Mi respuesta fue una estocada rápida que me dejó con solo tres antagonistas y les aseguro que eran dignos de mi acero.
Me acorralaron contra la pared en un abrir y cerrar de ojos, luchando por mi vida. Lentamente me abrí paso hasta un rincón de la habitación donde pude obligarlos a atacarme de uno en uno, y así luchamos durante más de veinte minutos; el entrechoque del acero contra el acero produciendo un verdadero pandemonio en la pequeña habitación.
El ruido había llevado a Dejah Thoris hasta la puerta de su apartamento, y allí permaneció durante el conflicto con Sola a su espalda, asomándose por encima de su hombro. Su rostro era duro e inexpresivo, y supe que ni ella ni Sola me reconocían.
Por fin un golpe afortunado derribó a un segundo guardia y entonces, con solo dos oponentes frente a mí, cambié de táctica y me abalancé sobre ellos al estilo de combate que me había otorgado no pocas victorias.

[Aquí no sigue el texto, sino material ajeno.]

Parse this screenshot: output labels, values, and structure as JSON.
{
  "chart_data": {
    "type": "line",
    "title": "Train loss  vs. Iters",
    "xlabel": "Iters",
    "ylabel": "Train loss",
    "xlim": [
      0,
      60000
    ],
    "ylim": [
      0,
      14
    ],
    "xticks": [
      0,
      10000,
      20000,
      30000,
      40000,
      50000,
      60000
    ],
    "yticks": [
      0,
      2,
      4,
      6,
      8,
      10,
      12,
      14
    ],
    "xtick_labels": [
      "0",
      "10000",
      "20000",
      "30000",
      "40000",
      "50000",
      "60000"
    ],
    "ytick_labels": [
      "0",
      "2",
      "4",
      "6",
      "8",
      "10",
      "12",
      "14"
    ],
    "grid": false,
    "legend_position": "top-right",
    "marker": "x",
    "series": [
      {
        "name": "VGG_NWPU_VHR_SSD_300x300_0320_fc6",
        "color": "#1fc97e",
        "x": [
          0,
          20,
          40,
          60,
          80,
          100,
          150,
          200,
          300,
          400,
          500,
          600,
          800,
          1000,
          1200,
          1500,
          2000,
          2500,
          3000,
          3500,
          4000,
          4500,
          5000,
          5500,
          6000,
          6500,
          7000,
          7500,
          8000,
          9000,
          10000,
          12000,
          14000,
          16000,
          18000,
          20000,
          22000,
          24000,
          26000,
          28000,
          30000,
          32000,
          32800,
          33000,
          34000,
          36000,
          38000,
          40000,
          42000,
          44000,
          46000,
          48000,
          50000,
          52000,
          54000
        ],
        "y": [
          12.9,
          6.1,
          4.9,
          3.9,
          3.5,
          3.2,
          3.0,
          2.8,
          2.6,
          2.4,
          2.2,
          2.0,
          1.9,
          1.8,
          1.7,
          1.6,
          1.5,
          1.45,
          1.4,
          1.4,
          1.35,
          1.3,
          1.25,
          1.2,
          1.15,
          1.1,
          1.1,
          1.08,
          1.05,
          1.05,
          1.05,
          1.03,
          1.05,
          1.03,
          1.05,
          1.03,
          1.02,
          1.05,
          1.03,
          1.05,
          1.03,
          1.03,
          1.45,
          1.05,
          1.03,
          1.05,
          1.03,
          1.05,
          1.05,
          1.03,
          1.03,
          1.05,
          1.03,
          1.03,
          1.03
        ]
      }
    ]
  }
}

El tercero cayó a los diez segundos del segundo, y el último yacía muerto sobre el sangriento suelo pocos momentos después.
Eran hombres valientes y nobles combatientes, y me dolía haberme visto obligado a matarlos, pero con gusto habría despoblado todo Barsoom de no haber habido otra forma de llegar al lado de mi Dejah Thoris.
Envainando mi sanguinaria hoja, avancé hacia mi Princesa Marciana, quien aún seguía de pie, mirándome en silencio, sin la menor señal de reconocimiento.